Here's my go.
#include <random>
#include <vector>
#include <cstdio>
/*
Draw a enadom number form the hypergeomtric distribution (sampling
from a bi-valued population without replacement)
rndengine - a random number generator engine
Ngood - number of positives in the population
Nbad - number of negatives in the population
Nsample - number of samples to take (less than or equal to Ngood + Nbad)
Returns: the number of "good" elements drawn, randomly.
*/
template<class rndengine>
int rand_hypergeometric(int Ngood, int Nbad, int Nsample, rndengine &eng)
{
int answer = 0;
std::uniform_real_distribution<double> distr(0, 1);
for (int i =0; i < Nsample; i++)
{
double p = distr(eng);
if (p < ((double)Ngood)/(Ngood + Nbad))
{
answer++;
Ngood--;
}
else
{
Nbad--;
}
}
return answer;
}
/*
Recursive randunique function
out - vector to collect results
Nsamples - number of samples to take
Npopulation - size of population
indexbase - fiddle to have populations not starting from 0, pass 0 at top level.
eng - the random number engine
*/
template<class rndengine>
void randunique_r(std::vector<int> &out, int Nsamples, int Npopulation,
int indexbase, rndengine &eng)
{
if (Nsamples == 0)
return;
std::uniform_int_distribution<int> distr(0, Npopulation -1);
int i = distr(eng);
int Nsampleslow = rand_hypergeometric(i, Npopulation - i -1, Nsamples-1, eng);
randunique_r(out, Nsampleslow, i, indexbase, eng);
out.push_back(i + indexbase);
randunique_r(out, Nsamples - Nsampleslow -1, Npopulation - i -1, indexbase + i, eng);
}
/*
Draw a set of unique random samples from a population
Nsamples - the number of elemnts to choose.

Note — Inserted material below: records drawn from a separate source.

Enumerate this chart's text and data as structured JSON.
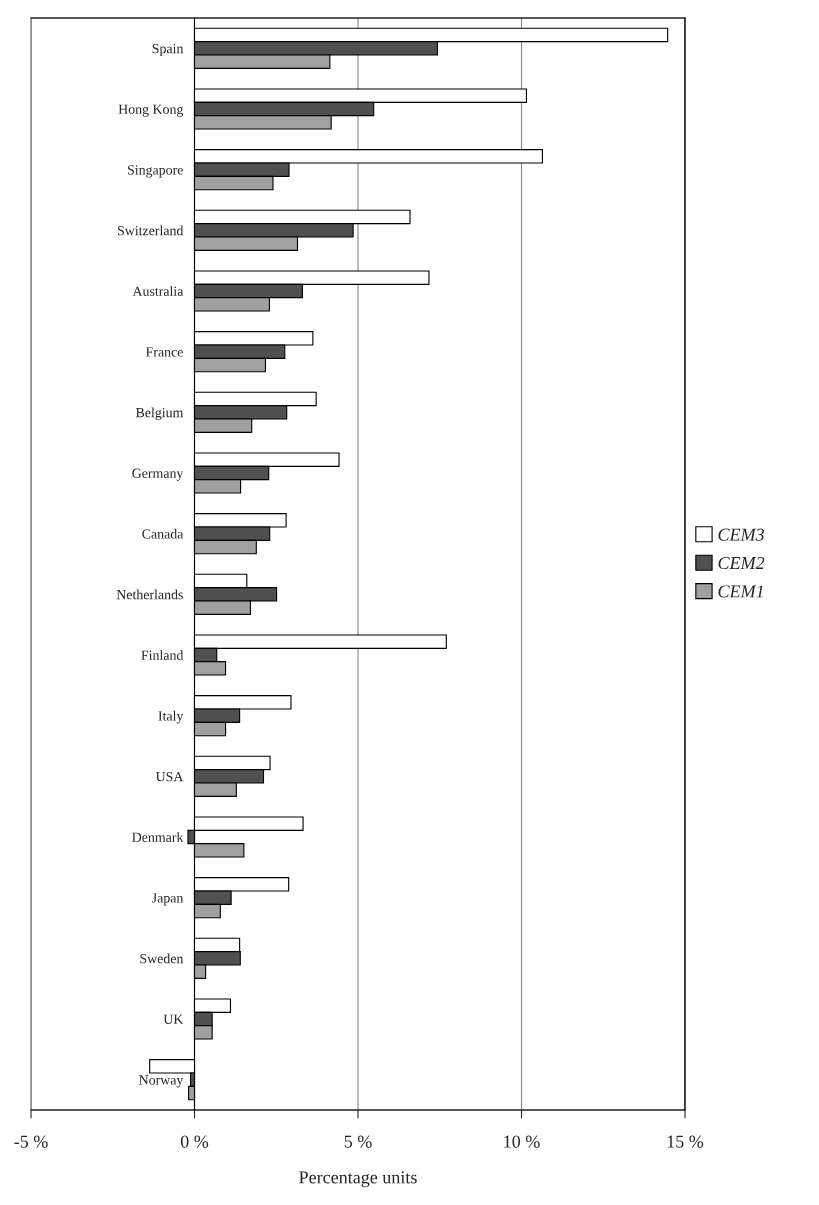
{
  "chart_data": {
    "type": "bar",
    "orientation": "horizontal",
    "xlabel": "Percentage units",
    "categories": [
      "Spain",
      "Hong Kong",
      "Singapore",
      "Switzerland",
      "Australia",
      "France",
      "Belgium",
      "Germany",
      "Canada",
      "Netherlands",
      "Finland",
      "Italy",
      "USA",
      "Denmark",
      "Japan",
      "Sweden",
      "UK",
      "Norway"
    ],
    "series": [
      {
        "name": "CEM3",
        "color": "#ffffff",
        "values": [
          14.47,
          10.15,
          10.64,
          6.59,
          7.17,
          3.62,
          3.72,
          4.42,
          2.8,
          1.6,
          7.7,
          2.95,
          2.31,
          3.32,
          2.88,
          1.38,
          1.1,
          -1.37
        ]
      },
      {
        "name": "CEM2",
        "color": "#505050",
        "values": [
          7.43,
          5.48,
          2.89,
          4.85,
          3.3,
          2.76,
          2.82,
          2.27,
          2.3,
          2.51,
          0.68,
          1.38,
          2.11,
          -0.2,
          1.12,
          1.4,
          0.54,
          -0.12
        ]
      },
      {
        "name": "CEM1",
        "color": "#a0a0a0",
        "values": [
          4.14,
          4.18,
          2.4,
          3.15,
          2.29,
          2.17,
          1.75,
          1.41,
          1.89,
          1.71,
          0.95,
          0.95,
          1.28,
          1.51,
          0.79,
          0.34,
          0.54,
          -0.18
        ]
      }
    ],
    "xlim": [
      -5,
      15
    ],
    "xticks": [
      {
        "value": -5,
        "label": "-5 %"
      },
      {
        "value": 0,
        "label": "0 %"
      },
      {
        "value": 5,
        "label": "5 %"
      },
      {
        "value": 10,
        "label": "10 %"
      },
      {
        "value": 15,
        "label": "15 %"
      }
    ],
    "grid": "x",
    "legend": "right"
  }
}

Npopulation - the population size
eng - the random number engine
Returns: vector with indices of chosen members, sorted ascending.
*/
template<class rndengine>
std::vector<int> randunique(int Nsamples, int Npopulation, rndengine &eng)
{
std::vector<int> answer;
randunique_r(answer, Nsamples, Npopulation, 0, eng);
return answer;
}
int main(void)
{
std::mt19937 engine(123);
std::vector<int> result = randunique(10, 20, engine);
for (int i =0; i <result.size(); i++)
printf("%d, ", result[i]);
printf("\n");
return 0;
}
Not very efficient. But the rand_hypergeometric functon is written naively.
It can be rewritten to run a lot faster, though this isn't easy.